Stephanie Milewski [stephlove]
What do you do? How do you define yourself as an artist?
I am a Boston based illustrator that creates multimedia 2D
paintings and drawings. I use used dried teabags and hand stitch each individually together to create paper. I then monoprint a drawing on the surface and paint into the image with gouche.
I enjoy the idea of creating something out of nothing. I believe that defines my work. I get satisfaction out of knowing that one can build beautiful things out of such a simple material.
What is your message?
I explore the boundaries of what is considered beautiful and valuable and stretch those as far as I can. I love creating a dialogue between the artwork and viewer. I also like to smudge the lines between fine art and illustration.
Do you upload your work to the web? If so, where could we see it?
What role does technology play in your creative process?
Technology related to my work goes only as far as digital photo references and scanning. I prefer the traditional hand made art of painters, etc. over digitally created artwork.
What is art?
Art is everything.
When do you get your best ideas?
Walking down the street daydreaming, while watching t.v., during a conversation with a friend. In other words I get ideas for my work whenever they come to me. It's a pretty free form process.
How do you evaluate whether an idea is good or not?
I don't really try to evaluate whether or not an idea is good or bad. Sometimes you just know if something doesn't work. I just try to make it as aesthetically pleasing as possible. Of course subject matter is important but you can't really go wrong with the female form.
When and how did you begin to see yourself as an artist?
I began to see myself as an artist at a very young age. Everything art related always came so naturally to me and I enjoyed the reaction I would get from others as I was creating or after I had created a piece of artwork.
I began to realize that I made a special talent and a unique way of seeing things.
How should a work of art be evaluated?
A work of art should be evaluated based on the personal reaction to it. If the work is painstakingly tiresome to create yet doesn't evoke any emotional reaction from you, then there's your evaluation. And on the other hand, a work could be created in a few simple strokes in a matter of minutes and still speak volumes to the viewer.
Must an artist reinvent him/herself everyday?
No, I don't believe so. Saying this is definitely true sounds like a cop out to me. If you have an idea for a body of work that would take a good amount of time to complete, that is an accomplishment in itself. You can be in the same frame of mind while creating this cohesive statement and not have to worry about having a different vision everyday.
Which artists do you admire and how do they influence your work?
I admire the mixed media images of Dave McKean,
the paintings of Joe Sorren, Egon Schiele, and Ralph Steadman.
What do you think about public funding for the arts?

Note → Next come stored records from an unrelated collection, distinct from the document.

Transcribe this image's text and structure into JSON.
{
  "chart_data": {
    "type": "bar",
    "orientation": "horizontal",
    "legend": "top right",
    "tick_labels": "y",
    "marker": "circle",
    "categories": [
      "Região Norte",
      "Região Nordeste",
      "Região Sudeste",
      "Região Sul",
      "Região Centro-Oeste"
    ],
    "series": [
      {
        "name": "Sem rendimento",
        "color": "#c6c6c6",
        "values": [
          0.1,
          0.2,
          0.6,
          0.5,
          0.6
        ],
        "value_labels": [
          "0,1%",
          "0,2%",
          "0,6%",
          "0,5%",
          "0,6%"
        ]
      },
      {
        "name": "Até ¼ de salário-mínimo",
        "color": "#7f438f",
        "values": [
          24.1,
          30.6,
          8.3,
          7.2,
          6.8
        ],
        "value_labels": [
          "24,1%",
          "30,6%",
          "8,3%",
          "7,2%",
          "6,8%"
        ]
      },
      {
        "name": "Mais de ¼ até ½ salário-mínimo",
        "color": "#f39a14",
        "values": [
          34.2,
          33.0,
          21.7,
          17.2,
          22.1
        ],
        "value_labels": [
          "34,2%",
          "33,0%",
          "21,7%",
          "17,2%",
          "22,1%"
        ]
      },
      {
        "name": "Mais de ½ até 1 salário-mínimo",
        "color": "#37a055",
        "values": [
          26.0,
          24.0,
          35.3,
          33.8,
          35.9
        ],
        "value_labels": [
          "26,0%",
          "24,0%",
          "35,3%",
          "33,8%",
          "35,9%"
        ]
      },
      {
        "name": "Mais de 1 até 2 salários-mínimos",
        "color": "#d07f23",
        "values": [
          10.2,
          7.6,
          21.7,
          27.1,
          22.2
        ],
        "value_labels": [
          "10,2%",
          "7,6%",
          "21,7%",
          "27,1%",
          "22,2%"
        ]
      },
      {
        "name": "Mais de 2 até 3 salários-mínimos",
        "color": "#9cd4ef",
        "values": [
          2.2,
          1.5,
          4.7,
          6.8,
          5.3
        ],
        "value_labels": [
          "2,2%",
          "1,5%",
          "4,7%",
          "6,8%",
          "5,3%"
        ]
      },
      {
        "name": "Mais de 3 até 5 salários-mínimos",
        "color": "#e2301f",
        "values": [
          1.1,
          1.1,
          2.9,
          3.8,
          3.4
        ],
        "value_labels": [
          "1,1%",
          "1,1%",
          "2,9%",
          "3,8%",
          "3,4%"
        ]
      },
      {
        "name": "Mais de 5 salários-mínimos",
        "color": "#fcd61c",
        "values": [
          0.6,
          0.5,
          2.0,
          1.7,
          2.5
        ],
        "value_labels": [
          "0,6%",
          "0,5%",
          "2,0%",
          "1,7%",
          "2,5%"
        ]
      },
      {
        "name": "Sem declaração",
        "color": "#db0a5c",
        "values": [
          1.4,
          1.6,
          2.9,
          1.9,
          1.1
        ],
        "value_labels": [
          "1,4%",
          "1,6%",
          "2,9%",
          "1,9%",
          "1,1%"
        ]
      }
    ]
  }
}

I think it is a great show of appreciation. Without artists our communities would not be as visually appealing and diverse.
Is art necessary?
Of course art is necessary! Art is everywhere, in everything. Art is in landscaping, architecture, advertising, inside our very homes in the form of packaging and furniture. The world would be a very dull place without even half of the artwork we see around us everyday.
In art, there is no guide. How do you know what the next step is?
There are many steps, it is up to the artist to decide what to do next. There usually isn't a right or wrong order.
Do you personally collect any items?
I collect teabags and thread to create my art. I am also a bit of a fashion nut and shopping is definitely one of my weaknesses. Thank you fashion designers!